The man is the father of all 14 kids. Well...not actually "father", more like sperm donor.
That's right, all the women chose that one particular man's sperm because he described himself as 6'4'', brown hair, tans well, and loves his mother (among other things).
Now all the women have apparently come together and formed a special bond with each other. It's like one big, wierd, happy family. (I saw it on the Today Show).
I'm tempted to sell my eggs for a pretty penny sometimes. Just think. One little trip to the clinic and boom! You can afford a Louis Vuitton purse...and maybe even a little Burberry scarf to go with it. Well, more realistically, the 6-10k would go toward rent and food and tuition...but a few more trips to the clinic and why would I ever need to work again? As long as I'm biologically able, why can't I keep laying my literal financial nest eggs?
Why not? Because it's just creepy thinking about all the little "you"s running around. As individualistically oriented as our society is, you still can't shake the common moral intuition that, well...frankly, the essence of "you" is in your reproductive stuff.
Now that the vanguard of "independent" women using sperm donors are now watching their kids become teenagers, they too are realizing that you can't ignore the essence of human identity -- that it goes beyond the biological.

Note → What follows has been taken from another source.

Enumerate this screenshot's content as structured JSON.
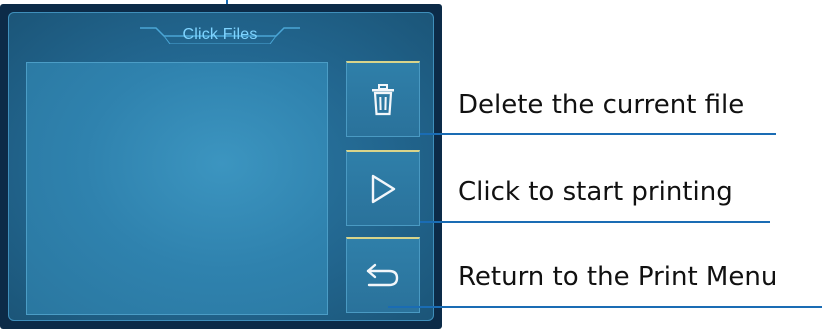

Their teens are now angry and confused, wanting desperately to know who their fathers are. Who can blame them? Essentially, they want to know who they are. As much as our culture may tell us that YOU decide who you are, YOU are an individual, and YOU are the master of your own identity; our inner voice tells us different.
You are half your "mom" and half your "dad" (even though more often than not, we hope we are more than just the sum of our parts).
3 comments:
Sorry Pegs, I had to censor you because you outed me. ;-)
It's too bad that guy isn't a true playa!
I think its also digital watches that contribute to teens going crazy and being confused. Less time is spent trying to figure out what time the analog clock says.